Dáil debates

Tuesday, 11 June 2024

Special Education: Motion [Private Members]

 

9:55 am

Photo of Sorca ClarkeSorca Clarke (Longford-Westmeath, Sinn Fein) | Oireachtas source

Every child has the right to an education. That right needs to be universally applied regardless of any child's additional need for support. I will go back to the Minister of State's opening contribution to this debate. She said there was a 386% increase in the number of special classes and went on to say that "While the capitation rate in mainstream schools was raised to €45 in 2023, the €30 rate per week for 2024 is in line with the rate for the inclusion programme" and that the "rate for special schools remains at €60". Essentially, there are three separate lanes for the summer programme running at the same time. There is the DEIS programme, special schools and the mainstream.

I want to focus on the mainstream and what has happened there in recent years. I have printed out documents from the Minister of State's Department. This is from 2022 for a mainstream primary school. There is a non-pay grant of €30 per pupil per week. A second non-pay grant of €60 per pupil per week will be paid to all schools participating in the special class programme. If we fast-forward to 2023, we see a very significant change. What is new in 2023, again according to the Minister of State's Department, is that:

... there are no longer separate schemes for the Inclusion Programme and Special Classes. The Primary School Scheme replaces and integrates both these schemes into one ... It is still is open to schools to offer places to pupils enrolled in special classes ....
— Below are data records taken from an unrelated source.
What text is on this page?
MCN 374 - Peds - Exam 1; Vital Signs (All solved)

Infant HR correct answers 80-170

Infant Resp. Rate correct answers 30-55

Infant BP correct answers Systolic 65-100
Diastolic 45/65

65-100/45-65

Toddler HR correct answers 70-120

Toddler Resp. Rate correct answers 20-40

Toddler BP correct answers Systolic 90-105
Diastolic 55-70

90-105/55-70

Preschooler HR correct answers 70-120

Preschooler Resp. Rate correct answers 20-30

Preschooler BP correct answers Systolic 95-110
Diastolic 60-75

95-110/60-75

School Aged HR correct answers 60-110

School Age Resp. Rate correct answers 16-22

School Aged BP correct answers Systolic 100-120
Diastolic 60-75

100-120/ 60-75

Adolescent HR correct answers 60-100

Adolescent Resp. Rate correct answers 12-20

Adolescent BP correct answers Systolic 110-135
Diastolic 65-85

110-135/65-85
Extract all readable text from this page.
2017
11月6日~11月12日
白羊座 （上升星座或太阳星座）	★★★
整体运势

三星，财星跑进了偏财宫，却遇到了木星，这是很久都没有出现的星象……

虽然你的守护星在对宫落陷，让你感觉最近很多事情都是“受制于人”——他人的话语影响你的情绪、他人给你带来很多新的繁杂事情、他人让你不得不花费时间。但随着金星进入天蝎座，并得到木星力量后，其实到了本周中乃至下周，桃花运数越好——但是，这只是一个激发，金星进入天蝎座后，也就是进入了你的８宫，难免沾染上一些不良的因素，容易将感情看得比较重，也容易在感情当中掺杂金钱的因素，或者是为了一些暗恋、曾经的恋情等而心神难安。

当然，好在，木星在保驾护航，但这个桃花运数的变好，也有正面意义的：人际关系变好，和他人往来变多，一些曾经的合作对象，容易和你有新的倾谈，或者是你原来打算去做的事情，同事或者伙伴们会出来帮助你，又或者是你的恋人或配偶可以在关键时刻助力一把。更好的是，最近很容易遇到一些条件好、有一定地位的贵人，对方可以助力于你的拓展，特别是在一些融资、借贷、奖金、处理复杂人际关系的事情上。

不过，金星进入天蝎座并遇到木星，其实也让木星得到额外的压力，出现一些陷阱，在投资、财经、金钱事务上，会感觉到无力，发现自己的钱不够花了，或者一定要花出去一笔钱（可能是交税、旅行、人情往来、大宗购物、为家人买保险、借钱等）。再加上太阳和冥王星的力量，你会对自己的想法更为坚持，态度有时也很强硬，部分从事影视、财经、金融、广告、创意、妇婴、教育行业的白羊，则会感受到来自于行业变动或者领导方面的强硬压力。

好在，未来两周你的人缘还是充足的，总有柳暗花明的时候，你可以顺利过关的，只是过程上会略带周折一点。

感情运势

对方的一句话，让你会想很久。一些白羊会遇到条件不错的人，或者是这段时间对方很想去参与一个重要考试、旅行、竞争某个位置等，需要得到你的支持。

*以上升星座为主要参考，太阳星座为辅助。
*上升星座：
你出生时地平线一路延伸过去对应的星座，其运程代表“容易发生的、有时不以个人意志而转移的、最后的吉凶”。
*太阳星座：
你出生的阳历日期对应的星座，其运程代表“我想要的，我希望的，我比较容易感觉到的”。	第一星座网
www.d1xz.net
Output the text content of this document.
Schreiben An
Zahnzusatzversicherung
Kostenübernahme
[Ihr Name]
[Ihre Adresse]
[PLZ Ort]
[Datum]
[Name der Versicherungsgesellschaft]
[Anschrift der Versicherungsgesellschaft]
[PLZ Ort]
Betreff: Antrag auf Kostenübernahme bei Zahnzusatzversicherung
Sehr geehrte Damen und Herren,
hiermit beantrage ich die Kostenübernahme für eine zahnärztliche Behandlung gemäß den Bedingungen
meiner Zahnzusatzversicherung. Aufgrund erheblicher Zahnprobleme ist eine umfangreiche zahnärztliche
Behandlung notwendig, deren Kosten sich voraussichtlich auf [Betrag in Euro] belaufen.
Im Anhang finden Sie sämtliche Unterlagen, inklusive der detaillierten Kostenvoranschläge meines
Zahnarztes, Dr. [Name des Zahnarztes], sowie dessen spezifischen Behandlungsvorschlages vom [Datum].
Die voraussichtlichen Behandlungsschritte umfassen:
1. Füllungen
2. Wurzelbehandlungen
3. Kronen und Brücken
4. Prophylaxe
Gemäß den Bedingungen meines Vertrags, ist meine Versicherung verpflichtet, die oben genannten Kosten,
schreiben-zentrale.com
There is a 386% increase in the number of special classes, which is what the Minister of State said earlier. At that point, the €60 was gone and we are down to €45. In her statement the Minister of State said it went up to €45, but it did not. It went down to €45 for some of those participants, having previously been at €60. We then come to 2024. We are back to this primary school scheme, which amalgamated the two previous ones. We now have a non-pay grant of €30 per pupil. None of that has been reflected in what can only be described as the Minister of State's verbal gymnastics when it came to putting the figures on the record. She did not refer to these documents once, but that is what has happened to the summer programme over the past two years.

I would like her to continue to address the parents at home. If she cannot I will. I want them to hear very clearly. All that information is freely available on her Department's website. It is all there in black and white, yet neither she nor her colleague referred to those facts in the contributions they made to this debate - and we wonder why parents of children with additional needs have so little faith in this Government to be able to meet the needs of those children. It is something they live daily. The vast majority of pupils with additional educational needs are in mainstream. They are the ones affected most by the actions of this Government over the past two years, the ones the Minister of State failed to reference. If she is genuinely and truly interested in putting the summer programme where it needs to be, she needs to stop this. This needs to stop. The penny-pinching going on here needs to end.

I turned on a news app before I came in here to see the Minister for Finance talking about these extra billions of euro that are going to be available to the State's coffers. He should spend them here. The Government should put that money back where it needs to be and ensure our summer programme meets the needs of those children, who are some of the most vulnerable children in this State, this summer.